The drive to Tribhuvan Airport was the usual game of dodgem cars, but I’ve become desensitized to it all, a bit like the cow lying in the middle of traffic, ignoring constant honking horns and near misses. Colorful tents and tarps filled open spaces along the way, ever a reminder that 100,000′s of people have lost their homes and belongings.
The driver, who had told me his home was gone, was nice enough to find a cart for me so I gave him 800 rupees (about $8.08), almost all I had left, as a tip. I was leaving and didn’t need it anyway. He tried to return it, saying he had already been paid by Ngima, the trekking owner, before we left. “It’s okay,” I said, “to help fix your house.”
Waiting in a Qatar check-in line, I looked around the huge open area. For this time of year, there ought to have been tons of climbers and trekking tourists at the airport, but all I saw was a mass of brown Nepali and Indian faces. At immigration, the multiple lines for Nepalese and Indian departures were long. At the sign that said “Foreigners”, there was no one. (It’s always weird to think of myself as a foreigner.)

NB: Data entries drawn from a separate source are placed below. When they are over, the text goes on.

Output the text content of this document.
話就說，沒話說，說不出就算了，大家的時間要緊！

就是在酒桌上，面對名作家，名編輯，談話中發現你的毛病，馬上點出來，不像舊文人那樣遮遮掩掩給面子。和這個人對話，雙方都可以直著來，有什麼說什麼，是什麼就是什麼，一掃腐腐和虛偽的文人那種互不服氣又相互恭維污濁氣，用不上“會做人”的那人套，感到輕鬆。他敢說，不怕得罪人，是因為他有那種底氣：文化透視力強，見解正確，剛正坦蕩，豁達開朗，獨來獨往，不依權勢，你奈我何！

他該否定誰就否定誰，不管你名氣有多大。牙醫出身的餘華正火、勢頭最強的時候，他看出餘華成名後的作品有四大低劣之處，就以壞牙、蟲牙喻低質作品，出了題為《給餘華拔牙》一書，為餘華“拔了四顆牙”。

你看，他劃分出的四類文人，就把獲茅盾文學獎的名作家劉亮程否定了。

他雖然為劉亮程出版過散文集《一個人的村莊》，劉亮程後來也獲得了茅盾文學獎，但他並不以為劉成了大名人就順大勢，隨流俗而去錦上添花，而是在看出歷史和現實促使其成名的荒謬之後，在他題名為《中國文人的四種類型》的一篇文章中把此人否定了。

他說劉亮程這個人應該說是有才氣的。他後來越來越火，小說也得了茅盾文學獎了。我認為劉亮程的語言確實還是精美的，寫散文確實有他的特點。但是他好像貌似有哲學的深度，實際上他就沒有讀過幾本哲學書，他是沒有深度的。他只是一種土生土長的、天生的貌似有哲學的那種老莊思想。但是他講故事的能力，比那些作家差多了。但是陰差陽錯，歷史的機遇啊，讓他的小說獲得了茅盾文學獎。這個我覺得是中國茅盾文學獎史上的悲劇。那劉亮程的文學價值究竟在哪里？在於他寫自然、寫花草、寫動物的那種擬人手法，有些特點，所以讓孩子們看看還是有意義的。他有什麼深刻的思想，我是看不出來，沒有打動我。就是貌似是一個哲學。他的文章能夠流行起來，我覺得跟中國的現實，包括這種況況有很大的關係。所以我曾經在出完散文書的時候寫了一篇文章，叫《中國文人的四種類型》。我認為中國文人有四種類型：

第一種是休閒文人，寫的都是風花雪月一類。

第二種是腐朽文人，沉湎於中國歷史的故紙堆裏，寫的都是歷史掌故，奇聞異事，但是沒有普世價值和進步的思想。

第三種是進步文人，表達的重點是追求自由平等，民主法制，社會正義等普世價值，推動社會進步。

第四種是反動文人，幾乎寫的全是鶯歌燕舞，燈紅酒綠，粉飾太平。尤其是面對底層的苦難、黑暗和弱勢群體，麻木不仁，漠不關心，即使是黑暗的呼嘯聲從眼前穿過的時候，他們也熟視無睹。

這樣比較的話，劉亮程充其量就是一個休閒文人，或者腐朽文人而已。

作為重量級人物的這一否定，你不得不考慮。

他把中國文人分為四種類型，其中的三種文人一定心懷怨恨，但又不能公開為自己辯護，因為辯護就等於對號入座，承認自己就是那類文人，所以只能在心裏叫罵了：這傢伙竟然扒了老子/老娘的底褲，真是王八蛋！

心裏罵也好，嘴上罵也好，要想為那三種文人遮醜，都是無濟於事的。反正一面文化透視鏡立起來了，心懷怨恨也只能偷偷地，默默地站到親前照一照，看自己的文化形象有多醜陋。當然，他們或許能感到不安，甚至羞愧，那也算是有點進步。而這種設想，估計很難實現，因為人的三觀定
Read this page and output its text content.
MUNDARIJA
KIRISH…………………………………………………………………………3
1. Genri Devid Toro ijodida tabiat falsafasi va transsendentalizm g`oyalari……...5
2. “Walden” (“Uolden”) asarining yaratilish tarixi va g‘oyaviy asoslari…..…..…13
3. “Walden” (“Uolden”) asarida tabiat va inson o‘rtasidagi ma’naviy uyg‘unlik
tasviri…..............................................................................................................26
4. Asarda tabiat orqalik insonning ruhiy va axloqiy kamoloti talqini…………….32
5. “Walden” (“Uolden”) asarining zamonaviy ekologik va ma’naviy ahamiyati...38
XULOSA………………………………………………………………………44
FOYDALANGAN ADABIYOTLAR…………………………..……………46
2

The officer matter-of-factly stamped my passport, not like three years ago when my visa was expired by three days and pulled me aside. And told me I couldn’t leave the country. And asked me if I understood I could go to jail. But that’s a whole other AnnieUpHigh adventure story. I liked the ka-chunk sound the stamp made – it meant I wouldn’t be going to jail.
After security check, passengers for all flights wait in a holding area. Again, I looked around at the mass of brown faces. Am I the last tourist to leave Nepal? Finally, the loudspeaker announced something about Qatar, and a lot of people got up, so I just followed them down the hall. Sure enough, after a bit of a walk, I saw a Qatar jumbo jet waiting on the tarmac.
Tribhuvan doesn’t have jetways, passengers walk across the Tarmac to stairways positioned against the plane. I paused on the way, to gaze up into the mountains surrounding the Kathmandu Valley, now about a meter higher. The sadness I felt for my beautiful, hurting Nepal was as deep as anything I have ever felt. And climbing the stairway into the plane seemed a harder effort than for any mountain trail I’d ever been on.
The pilot announced we’d be delayed a bit as planes bringing aid supplies were just arriving. Fine with me–I was in no hurry to leave at all.